Podróżna straciła przytomność na lotnisku Heathrow. Wszystko przez wielogodzinne kolejki
Obostrzenia w związku z COVID-19 powodują, że podróżni przybywający na lotnisko Heathrow w Londynie zmuszeni są do oczekiwania na kontrolę graniczną w wielogodzinnych kolejkach. W sieci pojawiło się nagranie, na którym widać, jak pasażerka straciła przytomność po 7 godzinach oczekiwania.

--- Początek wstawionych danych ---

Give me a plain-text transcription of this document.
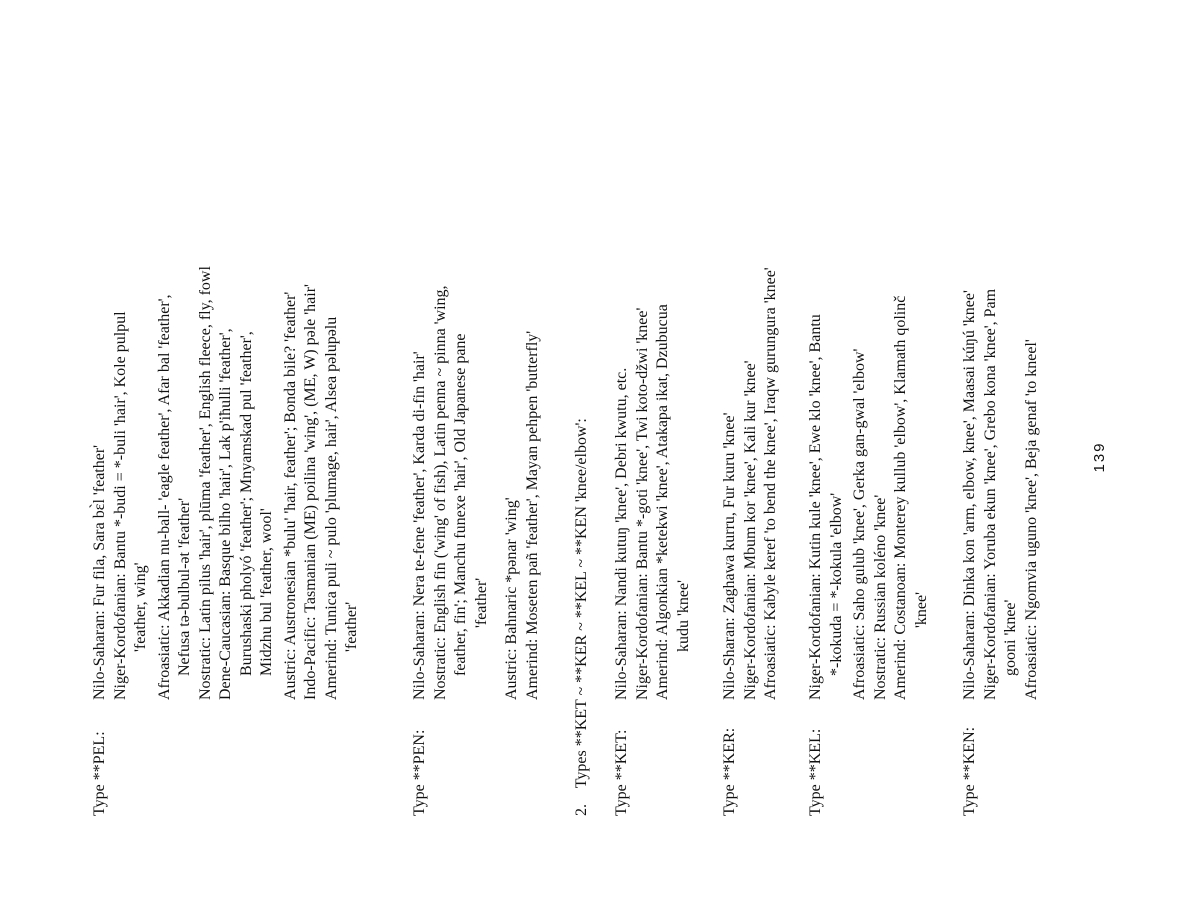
Type **PEL:
Nilo-Saharan: Fur fila, Sara bɛ̀l 'feather' Niger-Kordofanian: Bantu *-budi = *-buli 'hair', Kole pulpul 'feather, wing' Afroasiatic: Akkadian nu-ball- 'eagle feather', Afar bal 'feather', Nefusa tə-bulbul-ət 'feather' Nostratic: Latin pilus 'hair', plūma 'feather', English fleece, fly, fowl Dene-Caucasian: Basque bilho 'hair', Lak p'iħulli 'feather', Burushaski pholyó 'feather'; Mnyamskad pul 'feather', Midzhu bul 'feather, wool' Austric: Austronesian *bulu' 'hair, feather'; Bonda bile? 'feather' Indo-Pacific: Tasmanian (ME) poilina 'wing', (ME, W) pəle 'hair' Amerind: Tunica puli ~ pulo 'plumage, hair', Alsea pəlupəlu 'feather'
Type **PEN:
Nilo-Saharan: Nera te-fene 'feather', Karda di-fin 'hair' Nostratic: English fin ('wing' of fish), Latin penna ~ pinna 'wing, feather, fin'; Manchu funexe 'hair', Old Japanese pane 'feather' Austric: Bahnaric *pənar 'wing' Amerind: Moseten pañ 'feather', Mayan pehpen 'butterfly'
2. Types **KET ~ **KER ~ **KEL ~ **KEN 'knee/elbow': Type **KET:
Nilo-Saharan: Nandi kutuŋ 'knee', Debri kwutu, etc. Niger-Kordofanian: Bantu *-goti 'knee', Twi koto-džwi 'knee' Amerind: Algonkian *ketekwi 'knee', Atakapa ikat, Dzubucua kudu 'knee'
Type **KER:
Nilo-Sharan: Zaghawa kurru, Fur kuru 'knee' Niger-Kordofanian: Mbum kor 'knee', Kali kur 'knee' Afroasiatic: Kabyle keref 'to bend the knee', Iraqw gurungura 'knee'
Type **KEL:
Niger-Kordofanian: Kutin kule 'knee', Ewe klo 'knee', Bantu *-kokuda = *-kokula 'elbow' Afroasiatic: Saho gulub 'knee', Gerka gan-gwal 'elbow' Nostratic: Russian koléno 'knee' Amerind: Costanoan: Monterey kullub 'elbow', Klamath qolinč 'knee'
Type **KEN:
Nilo-Saharan: Dinka kon 'arm, elbow, knee', Maasai kúŋú 'knee' Niger-Kordofanian: Yoruba ekun 'knee', Grebo kona 'knee', Pam gooni 'knee' Afroasiatic: Ngomvia uguno 'knee', Beja genaf 'to kneel'	139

Wideo, na którym widać kobietę leżącą na ziemi tuż przed oknem kontroli paszportowej na lotnisku Heathrow pojawiło się na Twitterze w poniedziałek po południu. Osoba, która je zamieściła, twierdzi, że podróżna straciła przytomność po siedmiogodzinnym oczekiwaniu na zezwolenie na wjazd do Wielkiej Brytanii.
Trwa ładowanie wpisu: twitter
Ponad 6 godzin w kolejkach do kontroli
Kolejki do kontroli granicznej dłużą się ze względu na braki personelu straży granicznej oraz rządowy wymóg sprawdzania 100 proc. zgodności w kwestii restrykcji granicznych w związku z COVID-19. Bywa, że podróżni muszą czekać w kolejkach do kontroli granicznej nawet ponad 6 godzin.
- Kolejki oraz czas oczekiwania będą obecnie dłuższe, ponieważ ważne jest, abyśmy przeprowadzili dokładne kontrole na granicy. Ponadto niektórzy pasażerowie nie spełniają wymagań niezbędnych do wjazdu do Wielkiej Brytanii, takich jak zakup pakietów testowych COVID-19 lub nie robią z wyprzedzeniem rezerwacji w hotelu w związku z kwarantanną - mówił rzecznik Ministerstwa Spraw Wewnętrznych w rozmowie z "MailOnline".
Brak odpowiedniej liczby personelu na lotnisku
Pracownicy lotniska żądają więcej personelu straży granicznej do obsługiwania kontroli lotniskowych, jednak Border Force zapewnia, że lotnisko ma odpowiedni zasób pracowników, aby sprawdzać, czy pasażerowie stosują się do środków ochrony zdrowia.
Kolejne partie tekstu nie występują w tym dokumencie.